突撃するロックチョウデリットに向かってダークグラスパーの眼鏡が怪しく光る。

 

 「眼鏡よりの無限混沌(カオシックインフィット)―――」

 

 

 

 

 

 『――アルティメギルとは混同されるのを好まず彼らは【デリット】という呼称を、そしてロックチョウデリットの例にあるように、通常のエレメリアンよりも箍が外れた性質……彼らは【原始の魔性を失わぬ真のエレメリアン】などと自称している。が、実態としては――あ、どうも。』

 

 エレメリオンが説明してくれてたら、誰かがテーブルにお水持ってきた。

 

 「あれ、未春おばさん?」

 

顔上げたら、そこにいたのは未春おばさん(お店のマスター)。さっきまで、私とエレメリオンしかいなかったのに、いつの間に。

テーブルにお水置いた未春おばさんは何も言わずに、お店の奥にもどっていっちゃった。

 

 『ここは夢の中だからね。この場所(アドレシェンツァ)への好香のイメージが反映されて、店長さんも登場してきたんだろう。』

 

未春おばさんを見送ったエレメリオンが、コップのお水を飲み干しながら説明してくれる。私が、アドレシェンツァは未春おばさんのいるところ、って思ってるから夢の中でも出てきたってことね。

 それにしてもエレメリオン、どうやってお水飲んだんだろう?ヘルメットみたいな顔で口とか見えないのに。

 

 「でも、ちょーどよかったかも。げんしのましょーがー、とかよくわかんなかったし。いったん整理させてほしーのと、もーちょっと分かりやすくせつめーしてほしーかなーって……えへへ」

私もお水飲みながら、小さく肩をすくめてごまかすよーに笑った。話のとちゅーだけど、また思ってたよりよくわかんない言葉もあって、一気にせつめーされると頭が追いつかない気がしてきてたから。

……もしかして、未春おばさんが出てきたのそのせーもあったりしたのかな?

 

 『すまない好香。また話し過ぎていたようだね。それでは少し休憩しようか。すみません、注文いいですか?』

 

エレメリオンがきゅーけーいれてくれた。あ、声かけたら未春おばさんお店の奥から出てきた。

 

 『それでは、イチゴのショートケーキを1つずつで。』

 

エレメリオンがメニュー開いてちゅーもんしてくれてる。

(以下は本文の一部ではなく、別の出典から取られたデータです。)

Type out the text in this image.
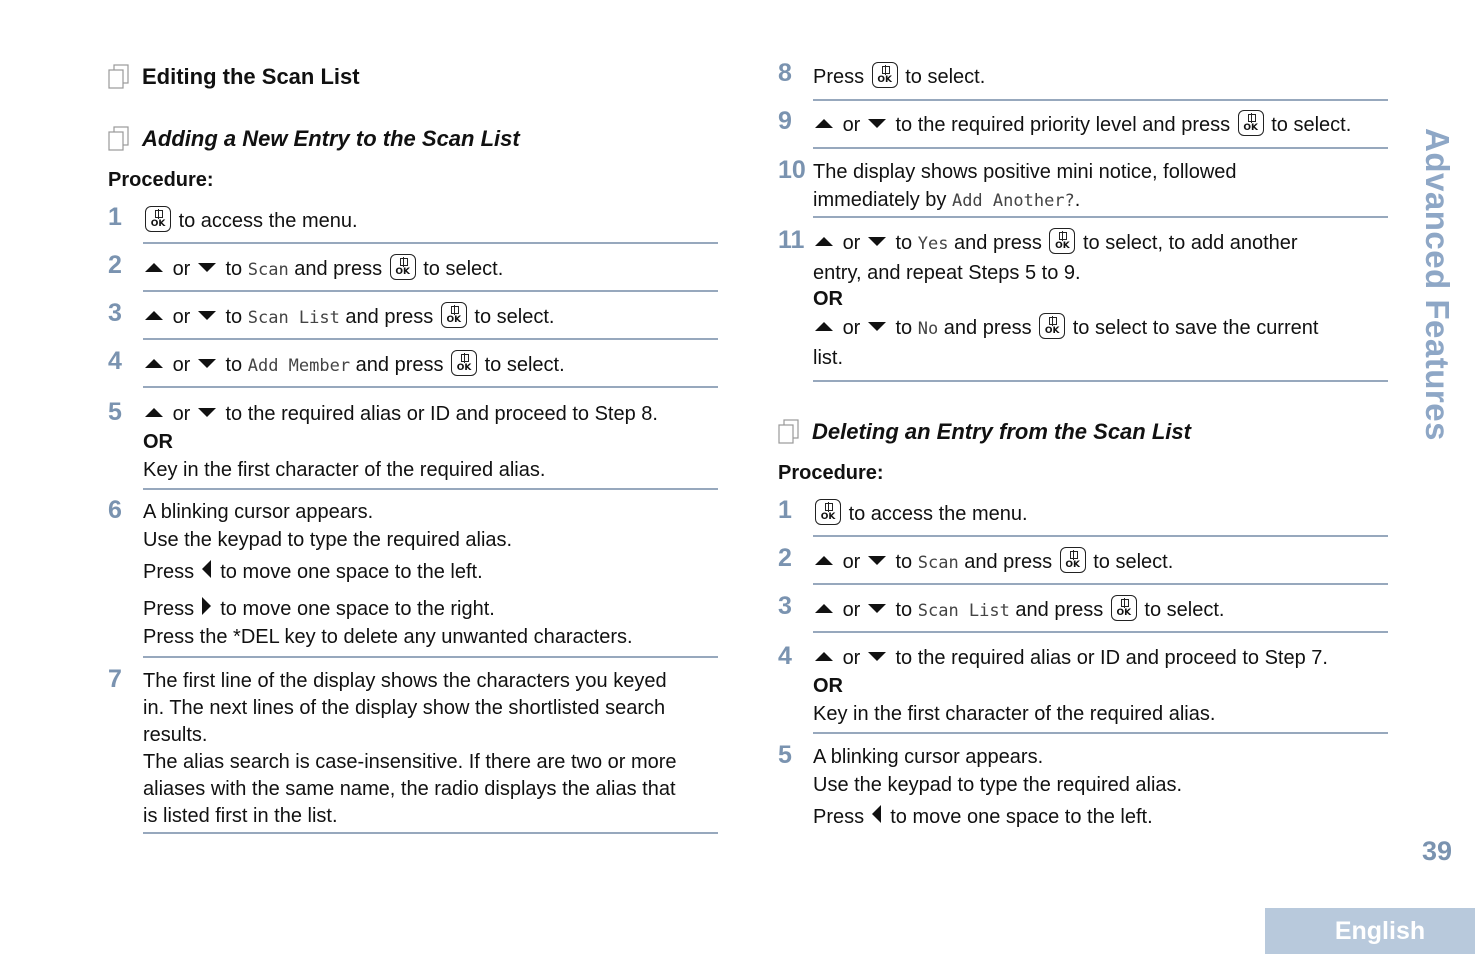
Editing the Scan List
Adding a New Entry to the Scan List
Procedure:
1	OK to access the menu.
2	or to Scan and press	OK to select.
3	or to Scan List and press	OK to select.
4	or to Add Member and press	OK to select.
5	or to the required alias or ID and proceed to Step 8.
OR
Key in the first character of the required alias.
6 A blinking cursor appears.
Use the keypad to type the required alias.
Press to move one space to the left.
Press to move one space to the right.
Press the *DEL key to delete any unwanted characters.
7 The first line of the display shows the characters you keyed
in. The next lines of the display show the shortlisted search
results.
The alias search is case-insensitive. If there are two or more
aliases with the same name, the radio displays the alias that
is listed first in the list.
8 Press	OK to select.
9	or to the required priority level and press	OK to select.
10 The display shows positive mini notice, followed
immediately by Add Another?.
11	or to Yes and press	OK to select, to add another
entry, and repeat Steps 5 to 9.
OR
or to No and press	OK to select to save the current
list.
Deleting an Entry from the Scan List
Procedure:
1	OK to access the menu.
2	or to Scan and press	OK to select.
3	or to Scan List and press	OK to select.
4	or to the required alias or ID and proceed to Step 7.
OR
Key in the first character of the required alias.
5 A blinking cursor appears.
Use the keypad to type the required alias.
Press to move one space to the left.
Advanced Features
39
English
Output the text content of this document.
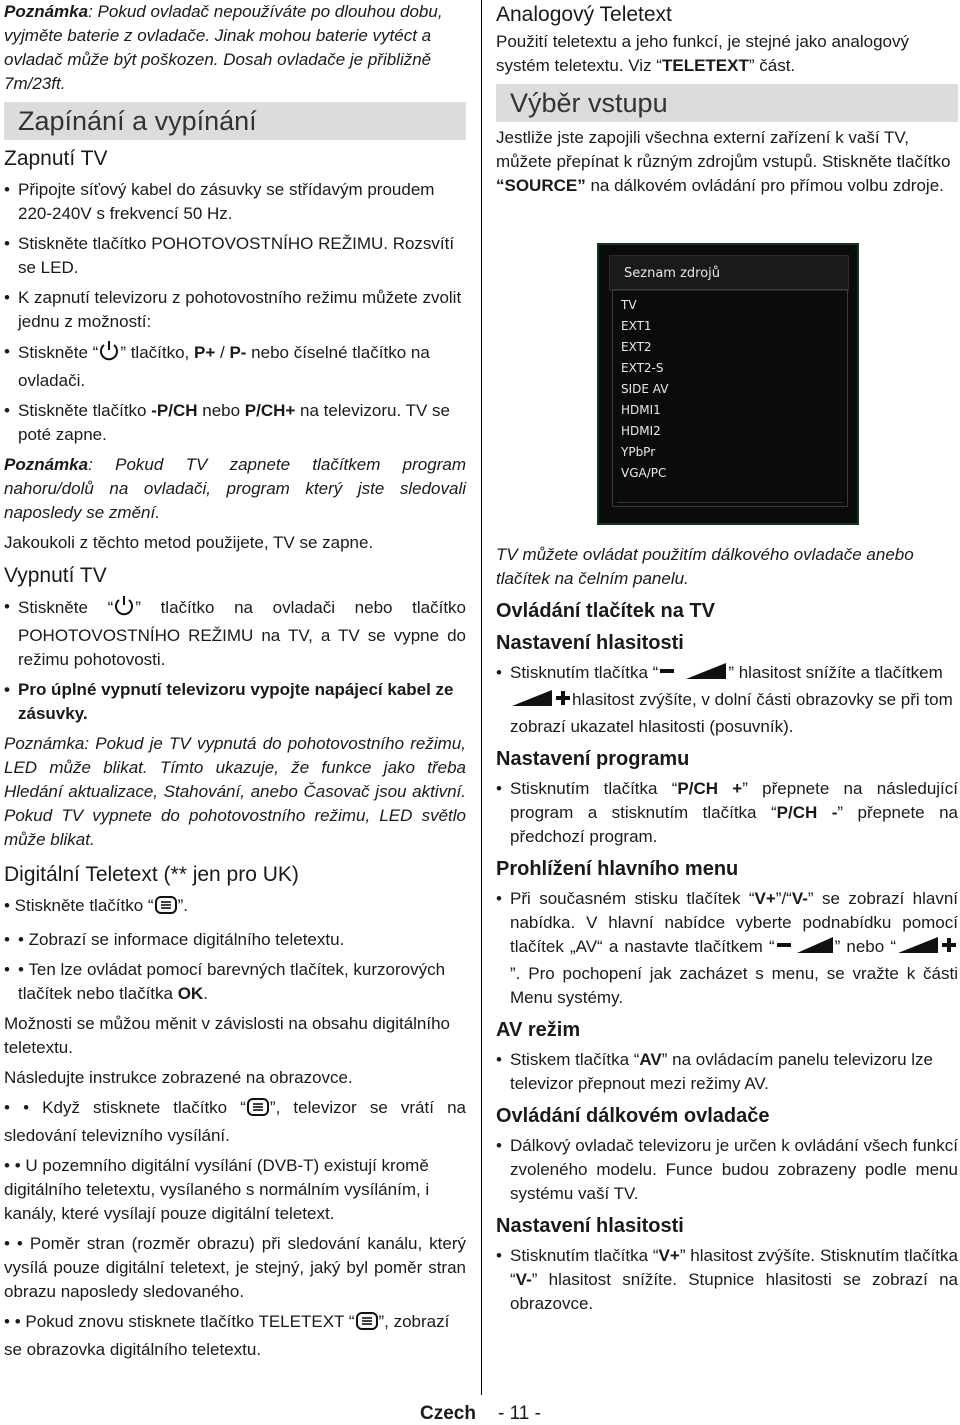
Poznámka: Pokud ovladač nepoužíváte po dlouhou dobu, vyjměte baterie z ovladače. Jinak mohou baterie vytéct a ovladač může být poškozen. Dosah ovladače je přibližně 7m/23ft.

Zapínání a vypínání
Zapnutí TV

• Připojte síťový kabel do zásuvky se střídavým proudem 220-240V s frekvencí 50 Hz.

• Stiskněte tlačítko POHOTOVOSTNÍHO REŽIMU. Rozsvítí se LED.

• K zapnutí televizoru z pohotovostního režimu můžete zvolit jednu z možností:

• Stiskněte “ ” tlačítko, P+ / P- nebo číselné tlačítko na ovladači.

• Stiskněte tlačítko -P/CH nebo P/CH+ na televizoru. TV se poté zapne.

Poznámka: Pokud TV zapnete tlačítkem program nahoru/dolů na ovladači, program který jste sledovali naposledy se změní.

Jakoukoli z těchto metod použijete, TV se zapne.

Vypnutí TV

• Stiskněte “ ” tlačítko na ovladači nebo tlačítko POHOTOVOSTNÍHO REŽIMU na TV, a TV se vypne do režimu pohotovosti.

• Pro úplné vypnutí televizoru vypojte napájecí kabel ze zásuvky.

Poznámka: Pokud je TV vypnutá do pohotovostního režimu, LED může blikat. Tímto ukazuje, že funkce jako třeba Hledání aktualizace, Stahování, anebo Časovač jsou aktivní. Pokud TV vypnete do pohotovostního režimu, LED světlo může blikat.

Digitální Teletext (** jen pro UK)

• Stiskněte tlačítko “ ”.

• • Zobrazí se informace digitálního teletextu.

• • Ten lze ovládat pomocí barevných tlačítek, kurzorových tlačítek nebo tlačítka OK.

Možnosti se můžou měnit v závislosti na obsahu digitálního teletextu.

Následujte instrukce zobrazené na obrazovce.

• • Když stisknete tlačítko “ ”, televizor se vrátí na sledování televizního vysílání.

• • U pozemního digitální vysílání (DVB-T) existují kromě digitálního teletextu, vysílaného s normálním vysíláním, i kanály, které vysílají pouze digitální teletext.

• • Poměr stran (rozměr obrazu) při sledování kanálu, který vysílá pouze digitální teletext, je stejný, jaký byl poměr stran obrazu naposledy sledovaného.

• • Pokud znovu stisknete tlačítko TELETEXT “ ”, zobrazí se obrazovka digitálního teletextu.

Analogový Teletext

Použití teletextu a jeho funkcí, je stejné jako analogový systém teletextu. Viz “TELETEXT” část.

Výběr vstupu

Jestliže jste zapojili všechna externí zařízení k vaší TV, můžete přepínat k různým zdrojům vstupů. Stiskněte tlačítko “SOURCE” na dálkovém ovládání pro přímou volbu zdroje.

Seznam zdrojů
TV
EXT1
EXT2
EXT2-S
SIDE AV
HDMI1
HDMI2
YPbPr
VGA/PC

TV můžete ovládat použitím dálkového ovladače anebo tlačítek na čelním panelu.

Ovládání tlačítek na TV
Nastavení hlasitosti

• Stisknutím tlačítka “	” hlasitost snížíte a tlačítkem hlasitost zvýšíte, v dolní části obrazovky se při tom zobrazí ukazatel hlasitosti (posuvník).

Nastavení programu

• Stisknutím tlačítka “P/CH +” přepnete na následující program a stisknutím tlačítka “P/CH -” přepnete na předchozí program.

Prohlížení hlavního menu

• Při současném stisku tlačítek “V+”/“V-” se zobrazí hlavní nabídka. V hlavní nabídce vyberte podnabídku pomocí tlačítek „AV“ a nastavte tlačítkem “	” nebo “”. Pro pochopení jak zacházet s menu, se vražte k části Menu systémy.

AV režim

• Stiskem tlačítka “AV” na ovládacím panelu televizoru lze televizor přepnout mezi režimy AV.

Ovládání dálkovém ovladače

• Dálkový ovladač televizoru je určen k ovládání všech funkcí zvoleného modelu. Funce budou zobrazeny podle menu systému vaší TV.

Nastavení hlasitosti

• Stisknutím tlačítka “V+” hlasitost zvýšíte. Stisknutím tlačítka “V-” hlasitost snížíte. Stupnice hlasitosti se zobrazí na obrazovce.

Czech - 11 -
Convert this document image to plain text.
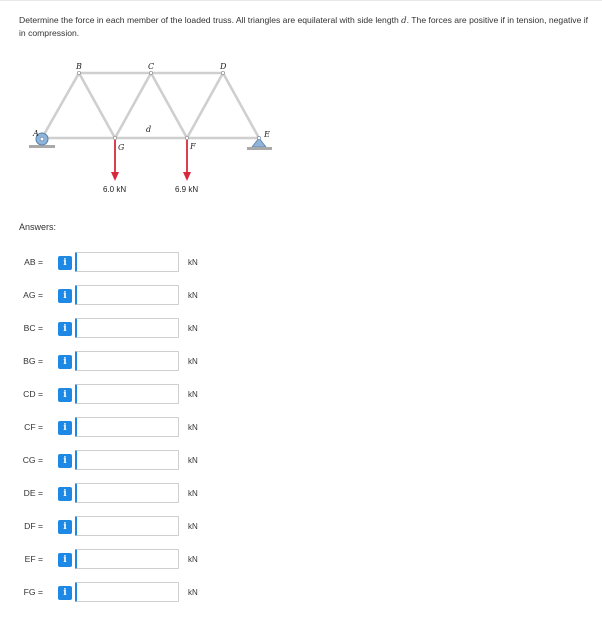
Determine the force in each member of the loaded truss. All triangles are equilateral with side length d. The forces are positive if in tension, negative if in compression.
A
B	C	D
E
F
G
d
6.0 kN	6.9 kN
Answers:
AB =	i	kN
AG =	i	kN
BC =	i	kN
BG =	i	kN
CD =	i	kN
CF =	i	kN
CG =	i	kN
DE =	i	kN
DF =	i	kN
EF =	i	kN
FG =	i	kN
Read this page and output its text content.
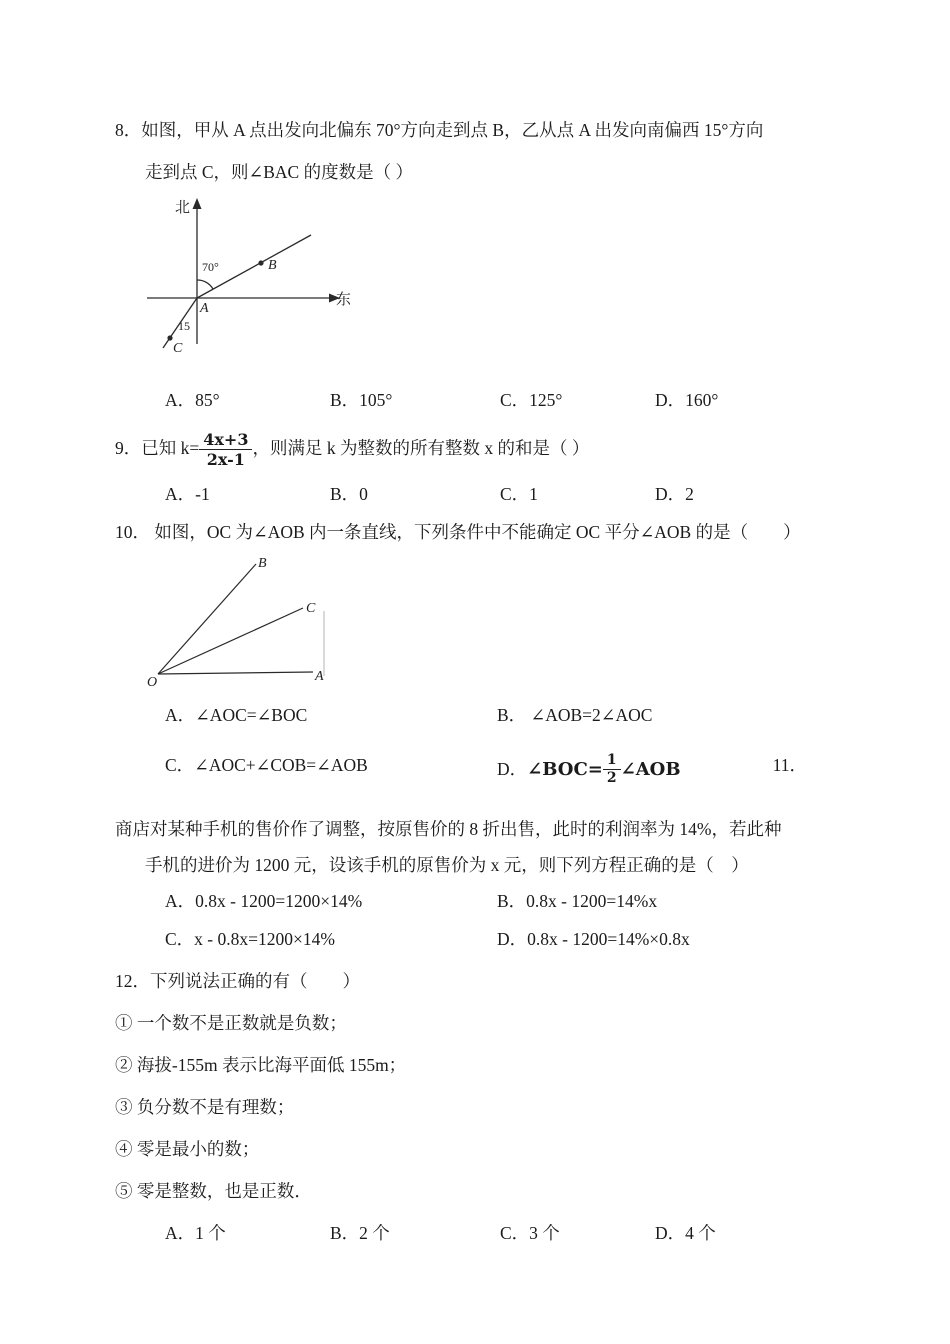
8．如图，甲从 A 点出发向北偏东 70°方向走到点 B，乙从点 A 出发向南偏西 15°方向
走到点 C，则∠BAC 的度数是（ ）
北
东
70°
A
B
C
15
A．85°	B．105°	C．125°	D．160°
9．已知 $k= \frac{4x+3}{2x-1}$ ，则满足 k 为整数的所有整数 x 的和是（ ）
A．-1	B．0	C．1	D．2
10． 如图，OC 为∠AOB 内一条直线，下列条件中不能确定 OC 平分∠AOB 的是（　　）
O	A
B
C
A．∠AOC=∠BOC	B． ∠AOB=2∠AOC
C．∠AOC+∠COB=∠AOB	D．∠BOC= $\frac{1}{2}$ ∠AOB	11．
商店对某种手机的售价作了调整，按原售价的 8 折出售，此时的利润率为 14%，若此种
手机的进价为 1200 元，设该手机的原售价为 x 元，则下列方程正确的是（　）
A．0.8x - 1200=1200×14%	B．0.8x - 1200=14%x
C．x - 0.8x=1200×14%	D．0.8x - 1200=14%×0.8x
12．下列说法正确的有（　　）
① 一个数不是正数就是负数；
② 海拔-155m 表示比海平面低 155m；
③ 负分数不是有理数；
④ 零是最小的数；
⑤ 零是整数，也是正数．
A．1 个	B．2 个	C．3 个	D．4 个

夢の中だけど、ケーキ食べてちょっときゅーけーかな。

 

 

 

 




黒のツインテールもようやく登場。
説明会が続くほど頑丈なサンドバッグになるロックチョウデリット。チュートリアル用のぽっと出だからねお前。

恋香さんは原作より獲物が増えてる感じ。
次女がちょいちょい三女を泣かしたり、三女が次女を泣き落としたりする様子でフォルダは潤ってる模様。